Weak revenue growth hurts communities

Recent income tax cuts are taking a bite out of the funds that pay for our parks, bridges, schools and public safety. These funds are supposed to grow as the economy grows, and as need for more teachers, social workers and other public services increases. However, recent income tax cuts mean there will be more kids needing pre-K and more roads needing repair, but about the same amount of dollars available to pay for them.

Last month we took in slightly more general revenue than expected, but only because we had very low expectations for revenue growth to begin with (in fact, revenue was expected to be lower this year than last year). Beating a very low forecast is not winning, growing year-over-year is. So far this year, despite economic growth and continued recovery from the great recession, total general revenue growth was barely positive (only one percent higher than last year). October net available general revenue was only 0.8% above last year.

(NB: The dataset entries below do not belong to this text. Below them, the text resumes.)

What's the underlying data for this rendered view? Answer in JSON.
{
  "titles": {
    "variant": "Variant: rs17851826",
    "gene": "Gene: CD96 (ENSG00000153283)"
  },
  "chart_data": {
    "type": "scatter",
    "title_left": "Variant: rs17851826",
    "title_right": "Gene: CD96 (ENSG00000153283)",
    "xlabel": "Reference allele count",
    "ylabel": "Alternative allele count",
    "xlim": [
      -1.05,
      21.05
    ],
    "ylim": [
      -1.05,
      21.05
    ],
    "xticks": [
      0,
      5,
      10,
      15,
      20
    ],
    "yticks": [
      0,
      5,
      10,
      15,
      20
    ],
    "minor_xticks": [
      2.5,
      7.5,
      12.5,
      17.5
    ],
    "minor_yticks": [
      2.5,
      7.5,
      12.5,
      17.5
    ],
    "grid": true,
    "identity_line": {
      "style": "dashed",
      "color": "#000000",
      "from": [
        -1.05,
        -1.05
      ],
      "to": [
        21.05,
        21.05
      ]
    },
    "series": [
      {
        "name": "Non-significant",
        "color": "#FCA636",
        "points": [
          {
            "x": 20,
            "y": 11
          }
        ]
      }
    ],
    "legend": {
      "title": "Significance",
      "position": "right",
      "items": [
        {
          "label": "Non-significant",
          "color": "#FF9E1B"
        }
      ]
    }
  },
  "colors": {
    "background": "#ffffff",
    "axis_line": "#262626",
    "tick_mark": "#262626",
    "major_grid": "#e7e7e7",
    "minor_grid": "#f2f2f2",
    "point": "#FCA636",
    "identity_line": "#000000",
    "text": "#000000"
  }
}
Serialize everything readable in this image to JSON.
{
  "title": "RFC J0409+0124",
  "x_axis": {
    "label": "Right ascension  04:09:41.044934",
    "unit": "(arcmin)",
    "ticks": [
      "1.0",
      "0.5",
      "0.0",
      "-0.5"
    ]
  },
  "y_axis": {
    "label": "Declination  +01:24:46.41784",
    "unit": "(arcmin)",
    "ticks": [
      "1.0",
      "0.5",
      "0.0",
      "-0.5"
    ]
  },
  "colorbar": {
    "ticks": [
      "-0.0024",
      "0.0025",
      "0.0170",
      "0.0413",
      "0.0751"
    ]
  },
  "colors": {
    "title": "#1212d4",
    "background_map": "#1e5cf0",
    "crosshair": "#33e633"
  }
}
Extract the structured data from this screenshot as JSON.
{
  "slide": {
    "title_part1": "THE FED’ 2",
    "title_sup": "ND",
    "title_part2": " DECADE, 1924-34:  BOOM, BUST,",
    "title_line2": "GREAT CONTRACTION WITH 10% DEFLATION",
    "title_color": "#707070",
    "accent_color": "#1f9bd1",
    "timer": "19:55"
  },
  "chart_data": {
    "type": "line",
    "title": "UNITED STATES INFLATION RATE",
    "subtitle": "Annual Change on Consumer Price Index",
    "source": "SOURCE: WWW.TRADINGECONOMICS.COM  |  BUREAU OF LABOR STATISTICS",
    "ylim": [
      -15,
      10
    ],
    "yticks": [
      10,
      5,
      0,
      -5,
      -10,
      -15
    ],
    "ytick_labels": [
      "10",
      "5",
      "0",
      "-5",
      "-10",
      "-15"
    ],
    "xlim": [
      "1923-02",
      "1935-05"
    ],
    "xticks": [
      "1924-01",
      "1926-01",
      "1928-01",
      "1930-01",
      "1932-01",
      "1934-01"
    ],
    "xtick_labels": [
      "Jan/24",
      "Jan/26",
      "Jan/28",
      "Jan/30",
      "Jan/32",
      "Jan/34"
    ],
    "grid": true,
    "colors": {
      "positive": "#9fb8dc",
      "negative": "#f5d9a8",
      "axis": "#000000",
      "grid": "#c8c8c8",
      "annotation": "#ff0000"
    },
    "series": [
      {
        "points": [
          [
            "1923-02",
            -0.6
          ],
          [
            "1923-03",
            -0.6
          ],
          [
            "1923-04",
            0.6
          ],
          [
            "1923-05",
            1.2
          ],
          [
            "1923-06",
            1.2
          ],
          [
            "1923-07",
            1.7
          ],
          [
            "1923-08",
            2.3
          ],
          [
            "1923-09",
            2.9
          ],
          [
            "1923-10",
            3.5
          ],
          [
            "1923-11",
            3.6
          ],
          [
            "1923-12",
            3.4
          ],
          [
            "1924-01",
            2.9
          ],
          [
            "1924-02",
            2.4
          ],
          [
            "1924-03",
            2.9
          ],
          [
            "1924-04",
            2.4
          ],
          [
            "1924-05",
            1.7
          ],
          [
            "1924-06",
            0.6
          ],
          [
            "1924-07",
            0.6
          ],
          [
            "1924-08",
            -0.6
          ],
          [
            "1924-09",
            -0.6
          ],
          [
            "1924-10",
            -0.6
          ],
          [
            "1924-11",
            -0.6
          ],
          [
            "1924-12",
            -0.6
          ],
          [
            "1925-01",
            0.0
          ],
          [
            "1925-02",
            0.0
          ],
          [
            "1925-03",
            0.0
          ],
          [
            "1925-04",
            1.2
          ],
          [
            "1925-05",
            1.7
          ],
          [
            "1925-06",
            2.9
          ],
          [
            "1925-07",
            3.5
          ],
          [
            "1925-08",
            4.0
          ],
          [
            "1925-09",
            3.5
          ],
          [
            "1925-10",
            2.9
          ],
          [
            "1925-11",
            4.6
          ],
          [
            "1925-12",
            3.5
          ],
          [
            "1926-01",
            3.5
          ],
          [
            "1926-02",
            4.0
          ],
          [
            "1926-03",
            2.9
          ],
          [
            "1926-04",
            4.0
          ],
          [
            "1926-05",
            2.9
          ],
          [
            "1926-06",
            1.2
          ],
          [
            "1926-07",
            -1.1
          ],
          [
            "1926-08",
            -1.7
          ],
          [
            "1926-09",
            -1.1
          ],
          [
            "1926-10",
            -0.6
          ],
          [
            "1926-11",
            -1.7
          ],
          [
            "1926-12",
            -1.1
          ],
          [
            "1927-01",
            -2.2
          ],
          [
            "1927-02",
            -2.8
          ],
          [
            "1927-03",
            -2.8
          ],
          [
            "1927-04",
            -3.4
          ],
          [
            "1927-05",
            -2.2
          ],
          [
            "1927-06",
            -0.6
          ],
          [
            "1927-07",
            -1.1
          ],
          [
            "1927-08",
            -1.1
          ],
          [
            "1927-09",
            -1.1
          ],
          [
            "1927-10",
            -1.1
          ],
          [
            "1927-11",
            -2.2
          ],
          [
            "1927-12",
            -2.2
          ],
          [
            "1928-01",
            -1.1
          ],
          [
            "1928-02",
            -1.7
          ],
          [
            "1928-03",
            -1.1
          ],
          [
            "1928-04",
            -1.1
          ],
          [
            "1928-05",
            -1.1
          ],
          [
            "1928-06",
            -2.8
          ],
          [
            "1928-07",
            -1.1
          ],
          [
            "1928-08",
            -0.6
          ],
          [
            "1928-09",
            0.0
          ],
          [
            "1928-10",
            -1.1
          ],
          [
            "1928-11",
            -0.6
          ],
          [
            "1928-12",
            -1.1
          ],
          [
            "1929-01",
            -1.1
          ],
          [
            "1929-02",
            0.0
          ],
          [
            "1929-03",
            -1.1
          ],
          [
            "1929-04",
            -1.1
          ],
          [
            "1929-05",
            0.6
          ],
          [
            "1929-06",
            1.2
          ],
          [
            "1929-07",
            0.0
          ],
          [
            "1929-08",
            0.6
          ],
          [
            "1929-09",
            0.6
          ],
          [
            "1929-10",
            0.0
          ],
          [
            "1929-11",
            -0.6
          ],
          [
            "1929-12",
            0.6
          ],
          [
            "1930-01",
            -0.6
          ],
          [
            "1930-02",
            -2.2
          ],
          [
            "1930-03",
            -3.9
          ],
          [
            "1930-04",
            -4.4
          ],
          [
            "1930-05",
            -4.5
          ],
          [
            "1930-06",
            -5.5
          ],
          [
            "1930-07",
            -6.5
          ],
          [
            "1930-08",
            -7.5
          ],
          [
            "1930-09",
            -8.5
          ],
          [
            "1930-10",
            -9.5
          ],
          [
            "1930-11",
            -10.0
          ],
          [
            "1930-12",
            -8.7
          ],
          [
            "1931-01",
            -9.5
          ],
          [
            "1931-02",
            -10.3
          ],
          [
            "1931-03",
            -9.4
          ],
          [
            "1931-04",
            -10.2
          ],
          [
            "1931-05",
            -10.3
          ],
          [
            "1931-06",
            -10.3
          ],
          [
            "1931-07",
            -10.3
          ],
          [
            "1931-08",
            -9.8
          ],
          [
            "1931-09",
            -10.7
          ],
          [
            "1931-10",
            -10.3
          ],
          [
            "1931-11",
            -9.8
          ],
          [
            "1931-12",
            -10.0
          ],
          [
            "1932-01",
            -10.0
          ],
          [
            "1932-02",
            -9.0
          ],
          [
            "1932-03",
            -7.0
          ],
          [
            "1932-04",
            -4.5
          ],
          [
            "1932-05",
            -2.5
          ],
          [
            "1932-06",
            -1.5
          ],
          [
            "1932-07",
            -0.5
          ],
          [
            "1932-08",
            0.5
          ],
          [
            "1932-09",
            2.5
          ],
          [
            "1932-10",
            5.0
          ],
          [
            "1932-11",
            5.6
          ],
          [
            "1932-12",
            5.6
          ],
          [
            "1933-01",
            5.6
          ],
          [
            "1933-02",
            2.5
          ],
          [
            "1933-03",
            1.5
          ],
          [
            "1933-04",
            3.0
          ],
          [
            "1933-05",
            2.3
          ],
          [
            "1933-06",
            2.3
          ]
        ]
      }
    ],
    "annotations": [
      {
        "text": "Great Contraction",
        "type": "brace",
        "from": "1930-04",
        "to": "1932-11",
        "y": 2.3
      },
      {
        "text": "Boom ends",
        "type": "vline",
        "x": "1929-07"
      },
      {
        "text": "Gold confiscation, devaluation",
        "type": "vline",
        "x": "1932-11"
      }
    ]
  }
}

One percent growth is far from impressive. For reference, fiscal year 2012 was a typical year for revenue growth (post-recession and no major tax changes) and had a healthy 3.9 percent growth rate. Unsurprisingly, much of the slow growth comes from lower income tax revenue. Year-to-date individual income taxes are down a hefty 3.0 percent, a $28.6 million dollar loss compared to last year.

Tax cut proponents expect a dreamlike economic boon to recoup the costs of any lost revenues. If you take a look at any of the other states who have made recent major income tax cuts, or if you ask the majority of economists, you will find that tax cuts don’t lead to economic prosperity. What they do lead to is drained state bank accounts and underfunded programs. Arkansas needs a tax system that can keep up with our growing needs. If we reverse these tax cuts (that don’t do much to help most working families) we can have an Arkansas with cutting edge schools, social workers with reasonable case-loads, renovated state parks, and quality pre-K – all of which are the true conditions for a successful economy.